Chris C. writes:
I helped my son roll up a character last night: Str 14, Dex 10, Con 14, Int 4, Wis 14, Cha 6. With such low Int, I think the only class is fighter. I think human for race. (He may swap it elsewhere.)The key thing is he wants fighting claws. So that gives me a chance to look at how it could be made, who are the masters of such an exotic weapon, and so on.
Answer: Forgive me, as this is your son and I understand the desire to make the experience something that he'll find interesting and enjoy. Nonetheless, I urge you not to give him what he wants in this instance.
It's easy for the uninitiated to fall into the trap of thinking D&D is about living out escapist fantasies, where it's about getting "cool" but utterly impractical fanciful things like fighting claws. It's essential that early on children first understand what the game's actually about ... the core mechanics, the group dynamics, learning how to be successful with tools and abilities according to a set framework, in the sense of mastering a game. Let him first fall in love with the game's essence. And yes, that means having to say, "No, you can't have fighting claws," and watching the hurt look on his face, and risking his walking away from the table saying that he doesn't want to play your "stupid game."
But he will, just the same. When he's ready to play the game rather than fantasise.
Maxwell in California writes:
I have an unfamiliar situation on my hands: a player asked me to retcon (part of) a session.They [the party] have warmed up to the logistical aspects of the game and seemed to be enjoying the problem-solving. Darcy's thief had a nasty fall while climbing down and bled to -9 before a follower arrived with bandages; all three conducted themselves exceedingly well during this.
That was where we had to end for the night. Theo took it HARD. I tried to explain that death is part of the game — that other characters have come perilously close to death, including the thief that very session. Didn’t work. When I went to pat him on the shoulder as they were leaving, he dodged my hand.

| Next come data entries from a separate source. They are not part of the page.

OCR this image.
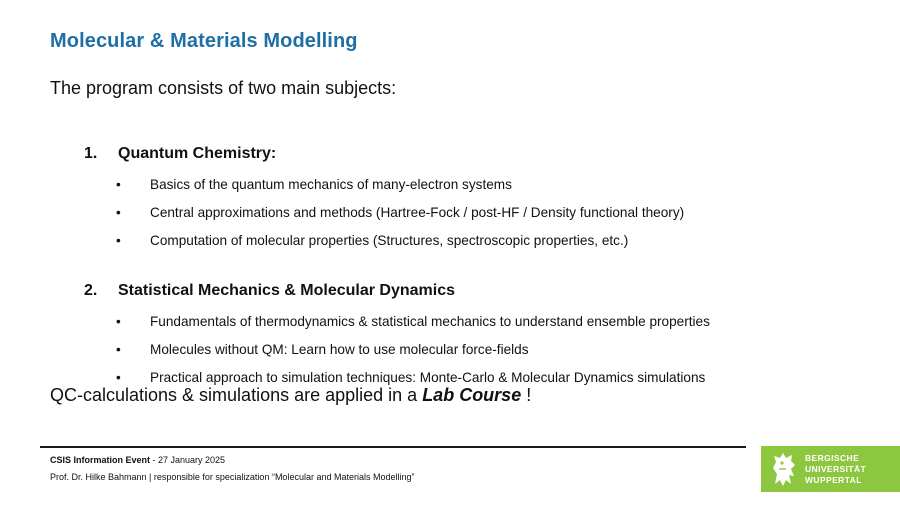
Molecular & Materials Modelling
The program consists of two main subjects:
1.	Quantum Chemistry:
• Basics of the quantum mechanics of many-electron systems
• Central approximations and methods (Hartree-Fock / post-HF / Density functional theory)
• Computation of molecular properties (Structures, spectroscopic properties, etc.)
2.	Statistical Mechanics & Molecular Dynamics
• Fundamentals of thermodynamics & statistical mechanics to understand ensemble properties
• Molecules without QM: Learn how to use molecular force-fields
• Practical approach to simulation techniques: Monte-Carlo & Molecular Dynamics simulations
QC-calculations & simulations are applied in a Lab Course !
CSIS Information Event - 27 January 2025
Prof. Dr. Hilke Bahmann | responsible for specialization “Molecular and Materials Modelling”
BERGISCHE
UNIVERSITÄT
WUPPERTAL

At absolute minimum, if I wanted to have a pudding near a party of three greenhorns, it should have telegraphed the FUCK out of it — had it overwhelm and consume an animal or other creature some ways away, to impress upon them its danger and teach them the value of observation. Instead I practically dropped the thing in their laps.
Answer: I'll grant that the black pudding was a bad idea. For the record, there are simpler, cinematic ways for expressing how nasty the things are to new players: having it smell really, really bad, or having it visibly eat something into nothingness in a single round. Filmmakers are very good at visually sending these kind of messages and it's generally a shorthand that a party can understand.
That said, the responsibility still falls on the party. If it knocks a character unconscious with one blow, that's a clear indication that it's dangerous. There's no real reason for Theo to "hold it off" — that's plainly showboating. Puddings don't move that fast and all three could have gotten away easily without the need to play hero. This is just the sort of lesson that early game play exists to teach.
The deeper issue is the player trying to circumvent the game by playing you as a person. It's a game. Sometimes you lose. Asking for a do-over is a child's approach to disappointment. And if, as a child, it's granted too often, the adult the child grows into never quite accepts that you can't always get what you want.
As adults, you ought to admit your mistakes as you see them, and your player ought to admit his mistakes. He plainly doesn't feel he's made any. Otherwise, he'd accept the loss of a 2nd session character, roll a new one and move on. He's not losing that much. Consider how much push-back he's going to give when he really loses something valuable.
And consider, too, your own tendency to go down the path of criticising your own play. Beware of that habit. DMing is a skill that has to be practiced with a sort of restrained arrogance, respecting that you're going to make mistakes, but not letting those mistakes mess with your thinking like a dog's tail wagging a dog.